Background: Pulmonary vascular resistance is often elevated in patients with congestive heart failure, and in those undergoing left ventricular assist device (LVAD) insertion, it may precipitate right ventricular failure and hemodynamic collapse. Because the effectiveness of inotropic and vasodilatory agents is limited by systemic effects, right ventricular assist devices are often required. Inhaled nitric oxide (NO) is an effective, specific pulmonary vasodilator that has been used successfully in the management of pulmonary hypertension.

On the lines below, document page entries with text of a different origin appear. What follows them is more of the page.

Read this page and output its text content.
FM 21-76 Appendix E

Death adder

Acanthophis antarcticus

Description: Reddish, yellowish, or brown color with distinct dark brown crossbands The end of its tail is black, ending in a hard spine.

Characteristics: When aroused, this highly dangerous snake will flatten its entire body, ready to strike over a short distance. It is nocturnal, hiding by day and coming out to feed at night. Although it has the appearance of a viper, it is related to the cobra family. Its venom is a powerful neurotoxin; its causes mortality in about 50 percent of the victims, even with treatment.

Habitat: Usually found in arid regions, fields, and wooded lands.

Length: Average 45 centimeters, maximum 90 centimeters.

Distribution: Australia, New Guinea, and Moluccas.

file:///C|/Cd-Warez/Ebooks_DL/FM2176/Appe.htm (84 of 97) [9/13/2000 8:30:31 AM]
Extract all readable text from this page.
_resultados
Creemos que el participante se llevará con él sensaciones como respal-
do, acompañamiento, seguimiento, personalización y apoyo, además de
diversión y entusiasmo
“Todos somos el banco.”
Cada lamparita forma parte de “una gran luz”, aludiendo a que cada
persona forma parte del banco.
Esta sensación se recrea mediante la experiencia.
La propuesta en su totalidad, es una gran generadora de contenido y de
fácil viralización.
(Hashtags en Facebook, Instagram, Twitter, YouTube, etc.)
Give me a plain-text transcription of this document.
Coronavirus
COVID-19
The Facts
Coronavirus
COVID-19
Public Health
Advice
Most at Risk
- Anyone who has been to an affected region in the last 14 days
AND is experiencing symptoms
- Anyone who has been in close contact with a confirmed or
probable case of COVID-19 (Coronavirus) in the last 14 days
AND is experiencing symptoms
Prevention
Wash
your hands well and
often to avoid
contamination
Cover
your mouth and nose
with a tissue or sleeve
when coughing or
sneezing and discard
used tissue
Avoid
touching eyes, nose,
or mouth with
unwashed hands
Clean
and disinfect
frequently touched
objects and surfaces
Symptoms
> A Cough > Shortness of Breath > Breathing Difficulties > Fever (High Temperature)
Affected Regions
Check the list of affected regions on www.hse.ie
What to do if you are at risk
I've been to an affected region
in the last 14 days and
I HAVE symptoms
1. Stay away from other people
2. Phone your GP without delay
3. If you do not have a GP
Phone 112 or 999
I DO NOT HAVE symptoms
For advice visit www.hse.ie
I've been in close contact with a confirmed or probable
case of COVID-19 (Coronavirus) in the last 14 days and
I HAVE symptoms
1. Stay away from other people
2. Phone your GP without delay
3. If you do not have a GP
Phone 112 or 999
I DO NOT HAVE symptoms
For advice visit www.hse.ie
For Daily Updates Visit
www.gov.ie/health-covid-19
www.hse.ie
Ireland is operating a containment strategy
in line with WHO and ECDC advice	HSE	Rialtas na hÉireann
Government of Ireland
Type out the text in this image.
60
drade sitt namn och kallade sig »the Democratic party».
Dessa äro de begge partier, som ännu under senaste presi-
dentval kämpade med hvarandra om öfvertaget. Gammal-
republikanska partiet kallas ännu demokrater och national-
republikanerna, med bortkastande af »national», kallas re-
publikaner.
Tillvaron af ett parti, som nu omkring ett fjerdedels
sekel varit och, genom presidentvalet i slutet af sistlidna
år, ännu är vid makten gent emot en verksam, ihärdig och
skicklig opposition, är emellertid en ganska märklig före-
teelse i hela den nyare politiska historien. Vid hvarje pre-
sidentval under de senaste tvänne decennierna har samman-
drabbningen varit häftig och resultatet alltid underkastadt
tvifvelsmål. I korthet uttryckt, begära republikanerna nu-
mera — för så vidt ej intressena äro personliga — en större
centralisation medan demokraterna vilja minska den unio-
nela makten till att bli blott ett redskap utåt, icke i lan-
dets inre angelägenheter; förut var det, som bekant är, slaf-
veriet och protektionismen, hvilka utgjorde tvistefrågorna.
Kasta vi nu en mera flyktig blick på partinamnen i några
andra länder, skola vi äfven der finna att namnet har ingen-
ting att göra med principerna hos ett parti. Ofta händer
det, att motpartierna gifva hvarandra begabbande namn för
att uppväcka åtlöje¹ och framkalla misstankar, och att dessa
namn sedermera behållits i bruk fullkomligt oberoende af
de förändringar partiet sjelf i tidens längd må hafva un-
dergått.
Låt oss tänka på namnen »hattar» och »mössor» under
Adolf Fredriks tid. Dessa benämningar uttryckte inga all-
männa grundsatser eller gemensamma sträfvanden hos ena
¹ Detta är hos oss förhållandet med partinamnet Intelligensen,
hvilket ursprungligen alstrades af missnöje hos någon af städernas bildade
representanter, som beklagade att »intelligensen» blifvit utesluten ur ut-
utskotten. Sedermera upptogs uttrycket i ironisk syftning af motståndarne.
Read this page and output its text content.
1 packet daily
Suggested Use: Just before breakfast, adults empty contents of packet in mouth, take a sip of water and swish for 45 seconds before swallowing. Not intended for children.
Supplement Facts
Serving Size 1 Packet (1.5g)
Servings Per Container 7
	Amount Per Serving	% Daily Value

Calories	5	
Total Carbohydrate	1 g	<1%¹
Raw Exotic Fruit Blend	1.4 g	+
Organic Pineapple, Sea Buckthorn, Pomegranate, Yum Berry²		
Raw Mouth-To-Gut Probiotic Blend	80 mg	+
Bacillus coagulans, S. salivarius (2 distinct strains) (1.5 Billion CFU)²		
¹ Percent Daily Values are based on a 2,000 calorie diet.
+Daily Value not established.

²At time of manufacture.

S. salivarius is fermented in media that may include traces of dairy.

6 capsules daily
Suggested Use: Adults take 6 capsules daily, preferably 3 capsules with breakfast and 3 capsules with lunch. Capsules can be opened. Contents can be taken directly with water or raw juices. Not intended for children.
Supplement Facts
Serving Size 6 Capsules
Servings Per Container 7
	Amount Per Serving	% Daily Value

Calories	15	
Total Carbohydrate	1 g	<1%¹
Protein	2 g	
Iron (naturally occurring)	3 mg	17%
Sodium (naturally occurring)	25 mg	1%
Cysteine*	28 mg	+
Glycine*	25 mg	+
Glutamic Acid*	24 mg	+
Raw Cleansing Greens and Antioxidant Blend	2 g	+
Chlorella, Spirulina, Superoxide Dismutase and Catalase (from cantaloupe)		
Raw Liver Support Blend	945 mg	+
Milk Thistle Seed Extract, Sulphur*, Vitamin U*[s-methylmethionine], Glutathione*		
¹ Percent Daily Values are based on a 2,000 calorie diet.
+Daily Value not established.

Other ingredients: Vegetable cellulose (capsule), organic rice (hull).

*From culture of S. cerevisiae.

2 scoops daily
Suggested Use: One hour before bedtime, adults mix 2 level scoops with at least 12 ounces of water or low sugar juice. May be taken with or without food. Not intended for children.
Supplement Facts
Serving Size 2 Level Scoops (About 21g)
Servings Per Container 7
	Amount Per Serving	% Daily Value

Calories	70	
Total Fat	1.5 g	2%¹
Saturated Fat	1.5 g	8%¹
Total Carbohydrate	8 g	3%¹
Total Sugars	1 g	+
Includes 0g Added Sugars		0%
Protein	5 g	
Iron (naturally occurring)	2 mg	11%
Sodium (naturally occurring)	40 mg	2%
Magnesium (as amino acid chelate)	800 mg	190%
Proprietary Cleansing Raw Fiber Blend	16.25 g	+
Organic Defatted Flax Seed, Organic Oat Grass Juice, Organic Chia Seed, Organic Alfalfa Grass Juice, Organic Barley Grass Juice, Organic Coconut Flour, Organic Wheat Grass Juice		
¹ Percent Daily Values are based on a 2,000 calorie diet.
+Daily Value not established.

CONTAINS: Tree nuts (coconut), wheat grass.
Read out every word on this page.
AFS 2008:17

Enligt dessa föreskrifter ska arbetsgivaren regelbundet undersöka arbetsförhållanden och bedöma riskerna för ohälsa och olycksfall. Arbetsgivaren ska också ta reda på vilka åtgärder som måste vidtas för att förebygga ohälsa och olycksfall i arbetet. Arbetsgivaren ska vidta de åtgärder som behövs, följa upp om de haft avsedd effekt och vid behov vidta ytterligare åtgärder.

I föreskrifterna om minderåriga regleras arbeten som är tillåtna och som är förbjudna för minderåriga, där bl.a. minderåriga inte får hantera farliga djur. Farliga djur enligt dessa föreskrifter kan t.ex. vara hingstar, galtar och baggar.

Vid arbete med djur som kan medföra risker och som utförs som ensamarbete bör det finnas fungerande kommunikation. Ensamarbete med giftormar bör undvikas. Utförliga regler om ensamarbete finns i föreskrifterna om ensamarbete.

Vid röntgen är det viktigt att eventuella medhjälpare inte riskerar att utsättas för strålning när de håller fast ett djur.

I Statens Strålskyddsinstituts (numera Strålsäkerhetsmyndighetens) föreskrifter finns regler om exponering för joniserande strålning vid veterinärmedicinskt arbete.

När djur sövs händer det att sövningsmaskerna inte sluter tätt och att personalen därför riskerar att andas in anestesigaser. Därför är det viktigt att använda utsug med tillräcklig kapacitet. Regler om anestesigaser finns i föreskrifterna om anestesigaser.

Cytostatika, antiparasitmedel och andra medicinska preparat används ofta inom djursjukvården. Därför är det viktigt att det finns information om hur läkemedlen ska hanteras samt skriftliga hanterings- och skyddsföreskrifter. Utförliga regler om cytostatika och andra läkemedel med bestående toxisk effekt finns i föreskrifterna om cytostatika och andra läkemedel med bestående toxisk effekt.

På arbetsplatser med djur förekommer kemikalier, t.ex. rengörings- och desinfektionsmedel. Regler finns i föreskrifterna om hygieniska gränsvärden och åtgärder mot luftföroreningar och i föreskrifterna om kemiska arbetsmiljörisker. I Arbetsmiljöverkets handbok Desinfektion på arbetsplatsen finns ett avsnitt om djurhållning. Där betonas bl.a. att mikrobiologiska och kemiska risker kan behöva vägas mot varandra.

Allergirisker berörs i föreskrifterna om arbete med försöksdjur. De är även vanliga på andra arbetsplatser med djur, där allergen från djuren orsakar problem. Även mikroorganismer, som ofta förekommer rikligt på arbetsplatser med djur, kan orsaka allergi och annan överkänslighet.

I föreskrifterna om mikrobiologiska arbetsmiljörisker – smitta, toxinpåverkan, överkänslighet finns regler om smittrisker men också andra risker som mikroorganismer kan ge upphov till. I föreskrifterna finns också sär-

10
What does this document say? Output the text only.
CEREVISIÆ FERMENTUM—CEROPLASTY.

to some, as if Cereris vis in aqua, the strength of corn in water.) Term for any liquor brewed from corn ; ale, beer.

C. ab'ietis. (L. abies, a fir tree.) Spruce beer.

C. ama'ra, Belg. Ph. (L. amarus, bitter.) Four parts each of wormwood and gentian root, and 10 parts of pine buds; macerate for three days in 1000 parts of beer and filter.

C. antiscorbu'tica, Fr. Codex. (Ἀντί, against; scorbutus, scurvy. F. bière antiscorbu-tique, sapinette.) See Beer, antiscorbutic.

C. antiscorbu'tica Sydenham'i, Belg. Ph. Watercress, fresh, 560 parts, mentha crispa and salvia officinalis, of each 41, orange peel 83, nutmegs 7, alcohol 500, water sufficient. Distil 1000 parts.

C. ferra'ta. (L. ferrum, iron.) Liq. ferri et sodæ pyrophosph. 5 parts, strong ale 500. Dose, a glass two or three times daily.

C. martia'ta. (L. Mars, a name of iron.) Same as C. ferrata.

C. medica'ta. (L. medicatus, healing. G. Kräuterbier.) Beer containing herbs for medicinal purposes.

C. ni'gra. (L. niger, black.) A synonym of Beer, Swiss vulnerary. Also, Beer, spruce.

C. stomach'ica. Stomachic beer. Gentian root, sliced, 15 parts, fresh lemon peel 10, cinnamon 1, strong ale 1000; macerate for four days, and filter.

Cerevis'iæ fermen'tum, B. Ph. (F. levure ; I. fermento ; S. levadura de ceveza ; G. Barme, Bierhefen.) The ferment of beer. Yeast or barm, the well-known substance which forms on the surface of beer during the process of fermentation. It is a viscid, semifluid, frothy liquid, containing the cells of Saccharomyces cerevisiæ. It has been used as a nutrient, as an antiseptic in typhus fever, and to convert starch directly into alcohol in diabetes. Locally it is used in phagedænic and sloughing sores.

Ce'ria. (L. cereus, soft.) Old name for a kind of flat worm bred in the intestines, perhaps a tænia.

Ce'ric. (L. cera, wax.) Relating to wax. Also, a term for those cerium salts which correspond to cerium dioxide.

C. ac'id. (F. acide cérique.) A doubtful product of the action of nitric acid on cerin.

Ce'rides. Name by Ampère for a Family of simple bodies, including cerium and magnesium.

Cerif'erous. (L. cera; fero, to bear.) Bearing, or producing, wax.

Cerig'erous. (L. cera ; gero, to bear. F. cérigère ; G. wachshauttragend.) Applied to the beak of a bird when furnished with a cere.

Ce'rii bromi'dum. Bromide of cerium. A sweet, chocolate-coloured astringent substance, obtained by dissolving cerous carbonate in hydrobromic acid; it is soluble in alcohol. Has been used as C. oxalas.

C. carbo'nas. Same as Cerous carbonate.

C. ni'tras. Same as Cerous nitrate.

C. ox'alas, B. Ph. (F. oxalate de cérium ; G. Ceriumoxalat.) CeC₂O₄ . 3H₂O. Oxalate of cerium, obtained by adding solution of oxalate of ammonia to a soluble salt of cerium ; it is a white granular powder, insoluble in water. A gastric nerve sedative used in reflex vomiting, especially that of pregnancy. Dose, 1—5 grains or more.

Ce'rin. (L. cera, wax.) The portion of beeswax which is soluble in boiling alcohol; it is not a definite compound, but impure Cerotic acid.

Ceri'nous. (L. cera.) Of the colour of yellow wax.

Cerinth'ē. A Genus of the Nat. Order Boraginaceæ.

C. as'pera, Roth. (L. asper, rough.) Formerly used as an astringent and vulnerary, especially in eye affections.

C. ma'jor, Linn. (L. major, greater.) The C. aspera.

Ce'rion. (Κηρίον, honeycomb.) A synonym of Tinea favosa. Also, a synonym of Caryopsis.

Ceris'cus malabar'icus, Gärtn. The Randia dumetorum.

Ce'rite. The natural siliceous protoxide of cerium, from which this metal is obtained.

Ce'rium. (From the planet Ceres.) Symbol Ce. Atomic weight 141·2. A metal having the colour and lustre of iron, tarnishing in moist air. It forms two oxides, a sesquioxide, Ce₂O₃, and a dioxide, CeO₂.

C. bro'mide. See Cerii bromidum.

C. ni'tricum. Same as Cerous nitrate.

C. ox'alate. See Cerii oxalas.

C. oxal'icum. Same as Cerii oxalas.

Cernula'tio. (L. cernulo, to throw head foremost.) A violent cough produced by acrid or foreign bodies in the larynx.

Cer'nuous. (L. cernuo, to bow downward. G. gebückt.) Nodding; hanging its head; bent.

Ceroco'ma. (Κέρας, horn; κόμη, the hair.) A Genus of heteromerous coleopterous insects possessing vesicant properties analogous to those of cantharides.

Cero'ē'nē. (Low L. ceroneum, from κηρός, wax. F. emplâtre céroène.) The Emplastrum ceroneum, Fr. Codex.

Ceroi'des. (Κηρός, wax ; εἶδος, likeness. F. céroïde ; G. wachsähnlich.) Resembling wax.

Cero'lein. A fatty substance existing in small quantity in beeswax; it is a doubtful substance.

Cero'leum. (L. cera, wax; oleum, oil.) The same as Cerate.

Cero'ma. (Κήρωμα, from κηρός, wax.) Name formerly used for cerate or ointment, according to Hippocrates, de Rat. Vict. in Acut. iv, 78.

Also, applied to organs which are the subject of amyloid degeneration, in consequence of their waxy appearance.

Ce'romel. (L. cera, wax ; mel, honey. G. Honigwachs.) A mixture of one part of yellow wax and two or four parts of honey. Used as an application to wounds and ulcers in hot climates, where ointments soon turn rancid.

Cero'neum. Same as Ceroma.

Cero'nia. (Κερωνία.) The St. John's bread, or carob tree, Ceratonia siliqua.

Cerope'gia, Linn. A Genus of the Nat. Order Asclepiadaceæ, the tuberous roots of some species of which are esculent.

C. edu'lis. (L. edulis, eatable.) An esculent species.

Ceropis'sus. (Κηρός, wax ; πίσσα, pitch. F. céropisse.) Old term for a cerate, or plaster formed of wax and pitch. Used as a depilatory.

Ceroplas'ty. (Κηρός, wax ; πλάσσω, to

Methods: Eleven of 23 patients undergoing LVAD insertion met criteria for elevated pulmonary vascular resistance on weaning from cardiopulmonary bypass (mean pulmonary artery pressure > 25 mm Hg and LVAD flow rate < 2.5 L x min[-1] x m[-2]) and were randomized to receive either inhaled NO at 20 ppm (n = 6) or nitrogen (n = 5). Patients not manifesting a clinical response after 15 minutes were given the alternative agent.
Results: Hemodynamics for the group at randomization were as follows: mean arterial pressure, 72 +/- 6 mm Hg; mean pulmonary artery pressure, 32 +/- 4 mm Hg; and LVAD flow, 2.0 +/- 0.3 L x min(-1) x m(-2). Patients receiving inhaled NO exhibited significant reductions in mean pulmonary artery pressure and increases in LVAD flow, whereas none of the patients receiving nitrogen showed hemodynamic improvement. Further, when the nitrogen group was subsequently given inhaled NO, significant hemodynamic improvements ensued. There were no significant changes in mean arterial pressure in either group.
Conclusions: Inhaled NO induces significant reductions in mean pulmonary artery pressure and increases in LVAD flow in LVAD recipients with elevated pulmonary vascular resistance. We conclude that inhaled NO is a useful intraoperative adjunct in patients undergoing LVAD insertion in whom pulmonary hypertension limits device filling and output.